A new kind of advertising
While Dicker believes Zeus and programmatic advertising is important, he sees it as only one part of digital advertising’s future.
“Being able to run advertisements that advertisers are creating programmatically or directly is extremely important to our business,” he explained. But he seemed more excited at the prospect of The Washington Post creating its own ad formats.
Look no further than Fuse, released back in April, which copies much of what makes Instant Articles so appealing. The product lets the Post host and deliver ads natively, meaning they load almost instantaneously and don’t send a user to a different page. There’s even a lightning bolt symbol—which Facebook uses to identify Instant Articles—to signal that an ad is part of Fuse.
The format is also similar to another Facebook ad product, Canvas, which is a native ad format with different interactive features, such as 360-degree images and video, all in a vertical carousel-style presentation.
So far, most of the ads using Fuse come from The Washington Post’s in-house native ad studio and, like Canvas, are much more interactive and in-depth than your typical display ad. Dicker labels this new style “content-driven advertising.”
“Everything that you see with social and mobile video on the web is completely different then anything that you’ve seen in television commercials,” he said. “I think we’ll move out of a lot of the standard ad-delivery type approaches because people just assume desktop ads work on mobile, just like they assumed print ads would work on desktop. We’re just making ads smaller, but that doesn’t mean that’s right.

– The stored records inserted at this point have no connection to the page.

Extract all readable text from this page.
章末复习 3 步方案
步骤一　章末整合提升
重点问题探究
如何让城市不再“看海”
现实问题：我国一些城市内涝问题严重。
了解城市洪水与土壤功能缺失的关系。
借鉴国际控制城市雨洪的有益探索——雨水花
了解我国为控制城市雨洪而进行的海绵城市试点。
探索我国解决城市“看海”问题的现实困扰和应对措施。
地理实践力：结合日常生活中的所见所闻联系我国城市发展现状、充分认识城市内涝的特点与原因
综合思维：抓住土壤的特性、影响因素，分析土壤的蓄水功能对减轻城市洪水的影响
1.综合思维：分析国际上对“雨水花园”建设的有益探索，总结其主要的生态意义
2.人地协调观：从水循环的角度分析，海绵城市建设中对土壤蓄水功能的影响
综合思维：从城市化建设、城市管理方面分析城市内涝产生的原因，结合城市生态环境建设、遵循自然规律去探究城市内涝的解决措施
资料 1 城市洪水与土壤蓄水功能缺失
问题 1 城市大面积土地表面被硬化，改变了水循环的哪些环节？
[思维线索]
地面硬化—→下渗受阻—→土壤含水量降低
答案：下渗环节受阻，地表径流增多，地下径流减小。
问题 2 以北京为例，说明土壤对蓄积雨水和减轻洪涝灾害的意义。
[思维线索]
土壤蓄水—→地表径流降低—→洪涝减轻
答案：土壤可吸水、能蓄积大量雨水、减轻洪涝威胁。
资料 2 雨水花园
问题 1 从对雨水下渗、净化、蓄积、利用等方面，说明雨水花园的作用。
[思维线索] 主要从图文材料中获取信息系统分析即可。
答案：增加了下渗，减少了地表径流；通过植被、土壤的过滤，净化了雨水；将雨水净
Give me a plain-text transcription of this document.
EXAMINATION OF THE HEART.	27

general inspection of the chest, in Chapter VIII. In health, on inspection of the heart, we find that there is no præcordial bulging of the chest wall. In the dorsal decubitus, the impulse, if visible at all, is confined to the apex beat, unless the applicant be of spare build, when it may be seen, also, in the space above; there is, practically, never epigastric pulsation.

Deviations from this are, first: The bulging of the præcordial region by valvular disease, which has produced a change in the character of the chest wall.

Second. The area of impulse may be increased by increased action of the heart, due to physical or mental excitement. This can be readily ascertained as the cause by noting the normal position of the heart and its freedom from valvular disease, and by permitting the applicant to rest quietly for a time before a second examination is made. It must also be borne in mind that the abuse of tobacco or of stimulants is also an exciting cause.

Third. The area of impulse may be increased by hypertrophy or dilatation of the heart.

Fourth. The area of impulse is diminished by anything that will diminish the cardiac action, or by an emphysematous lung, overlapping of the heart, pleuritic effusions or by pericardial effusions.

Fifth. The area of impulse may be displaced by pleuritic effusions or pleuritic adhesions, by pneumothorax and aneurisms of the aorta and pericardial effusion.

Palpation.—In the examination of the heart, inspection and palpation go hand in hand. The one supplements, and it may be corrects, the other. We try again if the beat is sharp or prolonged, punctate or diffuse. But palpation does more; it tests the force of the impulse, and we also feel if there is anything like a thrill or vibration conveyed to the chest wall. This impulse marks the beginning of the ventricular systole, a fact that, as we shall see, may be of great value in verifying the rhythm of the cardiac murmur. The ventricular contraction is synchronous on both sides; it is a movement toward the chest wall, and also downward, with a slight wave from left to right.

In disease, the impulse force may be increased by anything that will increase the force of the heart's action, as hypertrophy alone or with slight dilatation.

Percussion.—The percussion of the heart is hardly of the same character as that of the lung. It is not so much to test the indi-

“I think it will come to a head where we’re all going to recognize the true value of pre-roll and display advertising,” he continued. “Then we’ll need to get marketers who have a lot of the money and a lot of the budget a better way to reach our audience in an authentic way, the same way we reach audiences through our [website].”

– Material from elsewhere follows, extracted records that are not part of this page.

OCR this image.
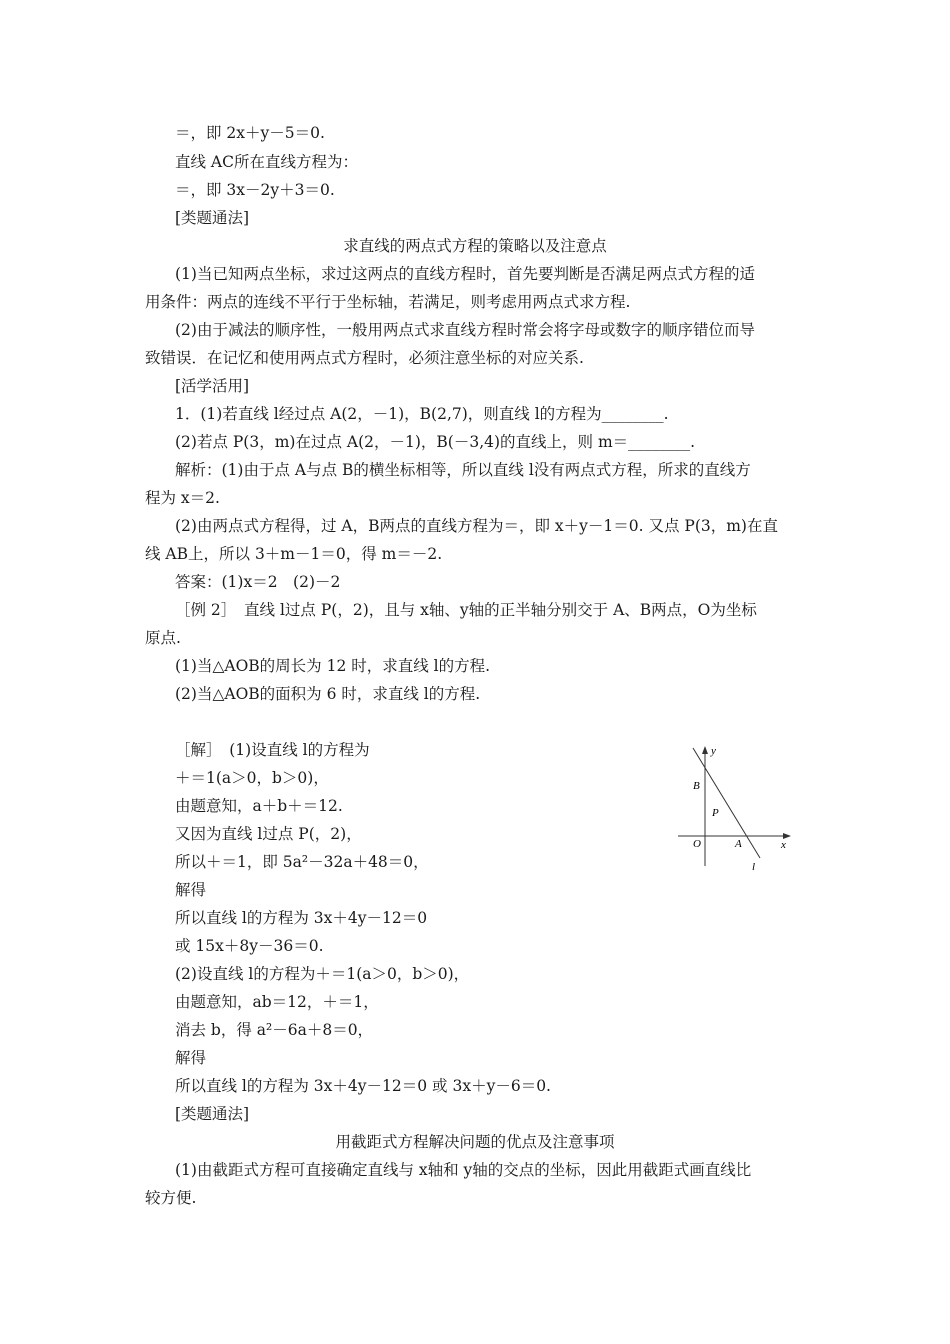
＝，即 2x＋y－5＝0.
直线 AC所在直线方程为：
＝，即 3x－2y＋3＝0.
[类题通法]
求直线的两点式方程的策略以及注意点
(1)当已知两点坐标，求过这两点的直线方程时，首先要判断是否满足两点式方程的适
用条件：两点的连线不平行于坐标轴，若满足，则考虑用两点式求方程.
(2)由于减法的顺序性，一般用两点式求直线方程时常会将字母或数字的顺序错位而导
致错误．在记忆和使用两点式方程时，必须注意坐标的对应关系.
[活学活用]
1．(1)若直线 l经过点 A(2，－1)，B(2,7)，则直线 l的方程为________.
(2)若点 P(3，m)在过点 A(2，－1)，B(－3,4)的直线上，则 m＝________.
解析：(1)由于点 A与点 B的横坐标相等，所以直线 l没有两点式方程，所求的直线方
程为 x＝2.
(2)由两点式方程得，过 A，B两点的直线方程为＝，即 x＋y－1＝0. 又点 P(3，m)在直
线 AB上，所以 3＋m－1＝0，得 m＝－2.
答案：(1)x＝2　(2)－2
［例 2］　直线 l过点 P(，2)，且与 x轴、y轴的正半轴分别交于 A、B两点，O为坐标
原点.
(1)当△AOB的周长为 12 时，求直线 l的方程.
(2)当△AOB的面积为 6 时，求直线 l的方程.
［解］　(1)设直线 l的方程为
＋＝1(a＞0，b＞0)，
由题意知，a＋b＋＝12.
又因为直线 l过点 P(，2)，
所以＋＝1，即 5a²－32a＋48＝0，
解得
所以直线 l的方程为 3x＋4y－12＝0
或 15x＋8y－36＝0.
(2)设直线 l的方程为＋＝1(a＞0，b＞0)，
由题意知，ab＝12，＋＝1，
消去 b，得 a²－6a＋8＝0，
解得
所以直线 l的方程为 3x＋4y－12＝0 或 3x＋y－6＝0.
[类题通法]
用截距式方程解决问题的优点及注意事项
(1)由截距式方程可直接确定直线与 x轴和 y轴的交点的坐标，因此用截距式画直线比
较方便.
y
x
B
P
O	A
l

Building for other publishers
The Post isn’t just building these products for itself. The company also sees its software as a new revenue stream with the potential to bring in $100 million a year, according to a New York magazine profile of the company.

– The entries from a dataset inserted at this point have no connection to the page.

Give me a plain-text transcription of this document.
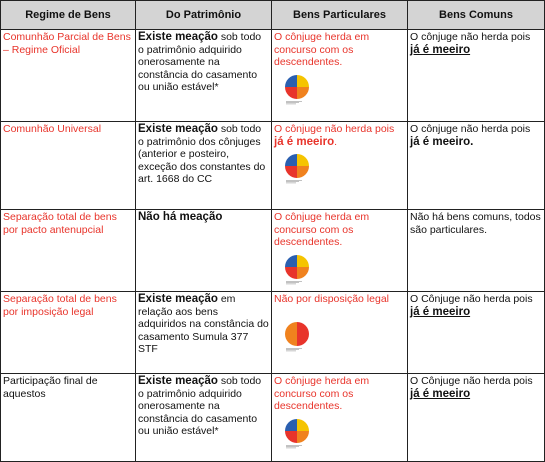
Regime de Bens	Do Patrimônio	Bens Particulares	Bens Comuns
Comunhão Parcial de Bens – Regime Oficial	Existe meação sob todo o patrimônio adquirido onerosamente na constância do casamento ou união estável*	O cônjuge herda em concurso com os descendentes.	O cônjuge não herda pois já é meeiro
Comunhão Universal	Existe meação sob todo o patrimônio dos cônjuges (anterior e posteiro, exceção dos constantes do art. 1668 do CC	O cônjuge não herda pois já é meeiro.	O cônjuge não herda pois já é meeiro.
Separação total de bens por pacto antenupcial	Não há meação	O cônjuge herda em concurso com os descendentes.	Não há bens comuns, todos são particulares.
Separação total de bens por imposição legal	Existe meação em relação aos bens adquiridos na constância do casamento Sumula 377 STF	Não por disposição legal	O Cônjuge não herda pois já é meeiro
Participação final de aquestos	Existe meação sob todo o patrimônio adquirido onerosamente na constância do casamento ou união estável*	O cônjuge herda em concurso com os descendentes.	O Cônjuge não herda pois já é meeiro
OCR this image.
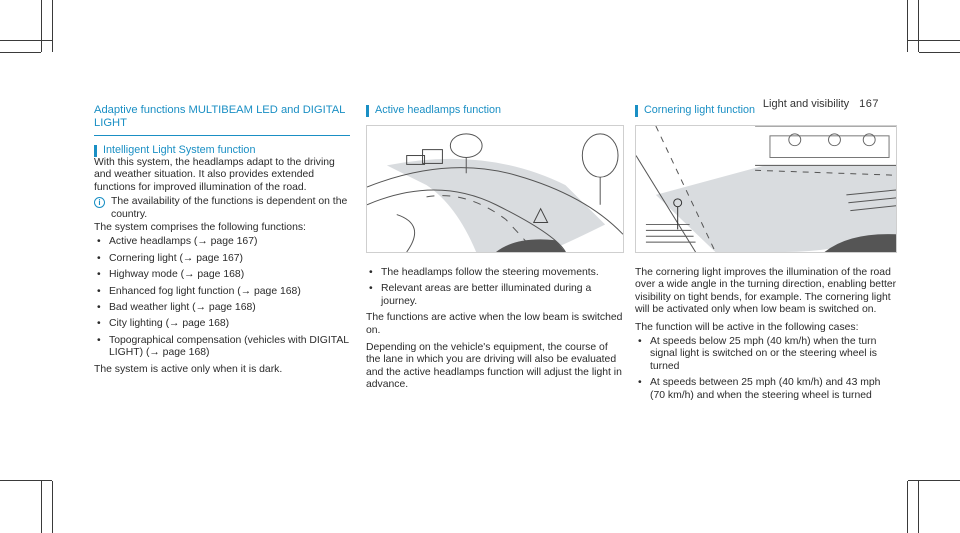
Light and visibility 167
Adaptive functions MULTIBEAM LED and DIGITAL LIGHT
Intelligent Light System function

With this system, the headlamps adapt to the driving and weather situation. It also provides extended functions for improved illumination of the road.

i The availability of the functions is dependent on the country.

The system comprises the following functions:

• Active headlamps (→ page 167)
• Cornering light (→ page 167)
• Highway mode (→ page 168)
• Enhanced fog light function (→ page 168)
• Bad weather light (→ page 168)
• City lighting (→ page 168)
• Topographical compensation (vehicles with DIGITAL LIGHT) (→ page 168)

The system is active only when it is dark.

Active headlamps function
• The headlamps follow the steering movements.
• Relevant areas are better illuminated during a journey.

The functions are active when the low beam is switched on.

Depending on the vehicle's equipment, the course of the lane in which you are driving will also be evaluated and the active headlamps function will adjust the light in advance.

Cornering light function

The cornering light improves the illumination of the road over a wide angle in the turning direction, enabling better visibility on tight bends, for example. The cornering light will be activated only when low beam is switched on.

The function will be active in the following cases:

• At speeds below 25 mph (40 km/h) when the turn signal light is switched on or the steering wheel is turned
• At speeds between 25 mph (40 km/h) and 43 mph (70 km/h) and when the steering wheel is turned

Of course, the Post is not the only publisher investing in ad tech. Vox, BuzzFeed, and other traditional players like The New York Times have all created their own products. Just yesterday, for example, the Times announced it’s in the process of replacing all third-party banner ads with a proprietary display format.
Thus far, none of these publishers have licensed their software on the same scale as The Washington Post. (Vox and BuzzFeed have shared their software with certain partners.) Dicker even ventured that the Post was “becoming a SaaS company.”
Some publishers, such as The Globe and Mail in Canada, and advertising partners have already invested in the products. For now, though, the client base seems limited.
“We think that we need to push everyone this way, and building the tools that allow them to go in that direction is crucial to keep publishing alive.”
The SaaS approach also separates the Post from companies like Facebook and Google, where ad innovations largely stay on the platform. The Post wants to make money off the software, but the company hopes it will improve the publishing landscape as a whole.
“We think that we need to push everyone this way, and building the tools that allow them to go in that direction is crucial to keep publishing alive,” Dicker said.
Despite the cooperative positioning, buying software from a rival might be a hard pill to swallow for competitors like the Times. But if the Posts’s software investment leads to an arms race to improve ad technology, Dicker might just get his way.